In a landmark ruling, a judge ordered land returned to 14 families who were forced from their homes in Uraba, north Colombia, by paramilitaries in the 1990s.

Uraba is one of the zones most affected by Colombia’s armed conflict. In the 1990s and 2000s, paramilitary forces carried out displacement campaigns against peasants to gain control of the region’s natural resources and strategic location on the Caribbean. In 1995, 120 families who lived on land around the municipalities of Turbo and Necocli were told to abandon their homes on the orders of leaders of the paramilitary army United Self-Defense Forces of Colombia (AUC).

When the farmers fled the area, AUC leaders arranged for proxies to buy these properties using a front company called Tulapa Investments, reported Semana magazine.

The government has said that, through force or fraud, at least 41,790 hectares of land in Uraba were illegally acquired.
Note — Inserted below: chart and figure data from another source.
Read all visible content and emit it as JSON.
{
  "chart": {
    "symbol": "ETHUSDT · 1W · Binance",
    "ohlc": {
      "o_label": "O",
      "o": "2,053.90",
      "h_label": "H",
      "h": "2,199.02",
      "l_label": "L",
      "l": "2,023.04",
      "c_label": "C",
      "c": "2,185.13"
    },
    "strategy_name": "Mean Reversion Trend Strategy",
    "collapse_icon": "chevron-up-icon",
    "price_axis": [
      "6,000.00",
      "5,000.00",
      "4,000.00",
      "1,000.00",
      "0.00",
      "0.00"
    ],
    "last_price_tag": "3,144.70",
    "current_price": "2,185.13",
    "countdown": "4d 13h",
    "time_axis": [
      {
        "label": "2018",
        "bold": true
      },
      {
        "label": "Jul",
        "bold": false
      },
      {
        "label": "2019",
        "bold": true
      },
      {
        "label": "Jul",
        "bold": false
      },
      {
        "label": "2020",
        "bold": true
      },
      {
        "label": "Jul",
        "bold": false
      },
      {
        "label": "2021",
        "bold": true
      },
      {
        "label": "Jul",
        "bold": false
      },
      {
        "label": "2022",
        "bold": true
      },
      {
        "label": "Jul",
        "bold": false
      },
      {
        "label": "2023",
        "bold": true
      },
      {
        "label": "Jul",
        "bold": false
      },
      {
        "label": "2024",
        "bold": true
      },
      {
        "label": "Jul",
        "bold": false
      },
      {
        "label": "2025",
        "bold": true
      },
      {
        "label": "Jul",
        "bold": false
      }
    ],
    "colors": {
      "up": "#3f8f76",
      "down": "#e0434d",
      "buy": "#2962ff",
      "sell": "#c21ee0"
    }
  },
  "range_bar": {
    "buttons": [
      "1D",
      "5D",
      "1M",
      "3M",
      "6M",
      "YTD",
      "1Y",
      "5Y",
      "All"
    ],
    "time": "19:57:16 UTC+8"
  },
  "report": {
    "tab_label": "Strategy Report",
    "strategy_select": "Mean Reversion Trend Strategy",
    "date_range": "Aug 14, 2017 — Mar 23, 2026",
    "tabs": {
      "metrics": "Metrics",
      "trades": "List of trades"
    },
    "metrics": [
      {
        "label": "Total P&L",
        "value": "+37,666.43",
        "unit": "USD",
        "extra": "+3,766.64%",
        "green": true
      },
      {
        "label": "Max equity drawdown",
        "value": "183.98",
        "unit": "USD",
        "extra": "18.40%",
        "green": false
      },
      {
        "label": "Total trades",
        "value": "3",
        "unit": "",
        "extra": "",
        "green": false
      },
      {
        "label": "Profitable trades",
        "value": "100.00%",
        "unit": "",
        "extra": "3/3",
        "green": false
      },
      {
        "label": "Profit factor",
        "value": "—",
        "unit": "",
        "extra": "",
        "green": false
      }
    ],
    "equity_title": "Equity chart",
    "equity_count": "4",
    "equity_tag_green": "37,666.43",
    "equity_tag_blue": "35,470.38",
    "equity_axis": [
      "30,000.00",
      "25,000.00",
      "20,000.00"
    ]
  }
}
The recent ruling returns land to the original owners that had been purchased using false credentials or forged signatures. Semana magazine called it a historic judgement.

As InSight Crime has reported, land restitution is still a dangerous process in Colombia, and many advocates for the reforms have been murdered. Uraba, for example, is still dominated by criminal groups (bandas criminales – BACRIM) that inherited much of the membership and power base of the AUC, such as the Urabeños. They use Uraba’s Caribbean coast to transport drugs out of the country.